Mas em TI, e principalmente em BI, não existem soluções fáceis ou óbvias ou tão simples que um mané qualquer pode construir. Se fosse verdade, não teríamos tanta evidência anedótica de projetos que deram errado, de times que ouviram o canto da sereia “one-size” e depois precisaram recolher os cacos e recomeçar.

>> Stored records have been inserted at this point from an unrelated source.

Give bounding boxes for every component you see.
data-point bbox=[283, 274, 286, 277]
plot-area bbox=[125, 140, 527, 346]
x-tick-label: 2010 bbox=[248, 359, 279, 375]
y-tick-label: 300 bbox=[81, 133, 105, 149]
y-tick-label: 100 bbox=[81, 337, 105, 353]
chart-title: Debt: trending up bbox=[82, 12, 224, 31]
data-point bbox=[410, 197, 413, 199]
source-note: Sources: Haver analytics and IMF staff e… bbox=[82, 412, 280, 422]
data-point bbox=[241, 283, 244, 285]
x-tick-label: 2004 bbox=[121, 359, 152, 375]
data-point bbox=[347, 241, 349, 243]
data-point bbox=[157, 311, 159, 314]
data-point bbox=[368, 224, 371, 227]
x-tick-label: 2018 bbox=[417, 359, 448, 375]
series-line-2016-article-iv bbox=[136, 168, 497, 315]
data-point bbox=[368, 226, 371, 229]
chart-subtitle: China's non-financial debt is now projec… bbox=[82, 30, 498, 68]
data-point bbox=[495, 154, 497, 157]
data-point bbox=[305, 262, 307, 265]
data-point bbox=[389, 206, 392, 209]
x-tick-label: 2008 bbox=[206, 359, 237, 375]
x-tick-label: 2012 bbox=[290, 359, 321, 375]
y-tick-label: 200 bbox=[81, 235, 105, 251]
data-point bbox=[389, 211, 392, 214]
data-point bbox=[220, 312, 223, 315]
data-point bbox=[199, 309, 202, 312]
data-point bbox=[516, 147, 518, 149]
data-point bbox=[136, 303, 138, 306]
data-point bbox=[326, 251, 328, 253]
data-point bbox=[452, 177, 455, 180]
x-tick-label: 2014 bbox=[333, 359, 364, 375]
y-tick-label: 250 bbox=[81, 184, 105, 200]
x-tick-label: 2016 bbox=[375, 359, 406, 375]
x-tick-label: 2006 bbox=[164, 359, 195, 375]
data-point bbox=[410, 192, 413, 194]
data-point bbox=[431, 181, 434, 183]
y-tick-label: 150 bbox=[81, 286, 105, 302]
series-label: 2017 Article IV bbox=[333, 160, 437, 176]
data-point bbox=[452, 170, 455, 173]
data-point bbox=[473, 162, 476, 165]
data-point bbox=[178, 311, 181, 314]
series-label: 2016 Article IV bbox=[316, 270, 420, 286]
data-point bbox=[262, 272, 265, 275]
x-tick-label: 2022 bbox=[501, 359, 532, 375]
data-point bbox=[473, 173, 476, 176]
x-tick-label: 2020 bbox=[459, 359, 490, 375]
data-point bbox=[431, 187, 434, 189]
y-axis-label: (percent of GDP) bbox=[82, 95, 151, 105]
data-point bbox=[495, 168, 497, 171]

Pensem em lubrificação: uma coisa simples, só fazer escorregar mais facilmente. Agora pensem em quantas opções de lubrificantes existem. O que gera essa variedade? O uso, os materiais envolvidos e até a dinâmica dos corpos em atrito! Ou você nunca escorregou em um piso molhado que, pisado da forma certa, oferece firmeza?

E essa variedades de opções se estende por uma infinidade de assuntos – basta pensar em alguma coisa e você vai ver que não existe essa coisa de “one ring”, para nada.

E porque continuamos buscando isso em BI? Porque ainda queremos que isso seja verdade?

Não sei, mas o fato é que não é.

Conclusão

Como dito, eu já comentei e dei aqui vários exemplos de como forçar uma ferramenta em todas as funções pode ser um grande erro. Bom, eu tive oportunidade de conhecer melhor dois produtos semana passada, Alteryx e Tableau. Adivinhem a mensagem central?


Você só precisa desses dois produtos, mais nada.


Ai, ai, esse ramo não tem jeito, mesmo. Pelo visto, sempre que um fornecedor de BI puder, ele vai tentar reduzir tudo ao mínimo. Mas o cenário talvez esteja melhorando, afinal ouvi dizer pela primeira vez (fora o SAS, que sempre ofereceu um carrilhão de opções) que precisamos de dois produtos! Um para ETL/Analytics, outro para Visual Analytics.

Bom, de qualquer maneira, o fato é que eu ainda preciso estudar mais esses produtos para poder negar a afirmação do fornecedor. Por enquanto, pelo que eu vi, de fato cobrem muita coisa e não é impossível que sejam mesmo o único produto necessário…

… se você ignorar sistema operacional, bancos de dados, diagramação, modelagem matemática etc. etc. etc.

Ai, ai. ;-)


O ano está chegando ao fim. Os próximos posts falarão sobre alguns livros interessantes que li este ano e fecharão a série de soluções clássicas, apresentando o Cálculo Atuarial. Até lá!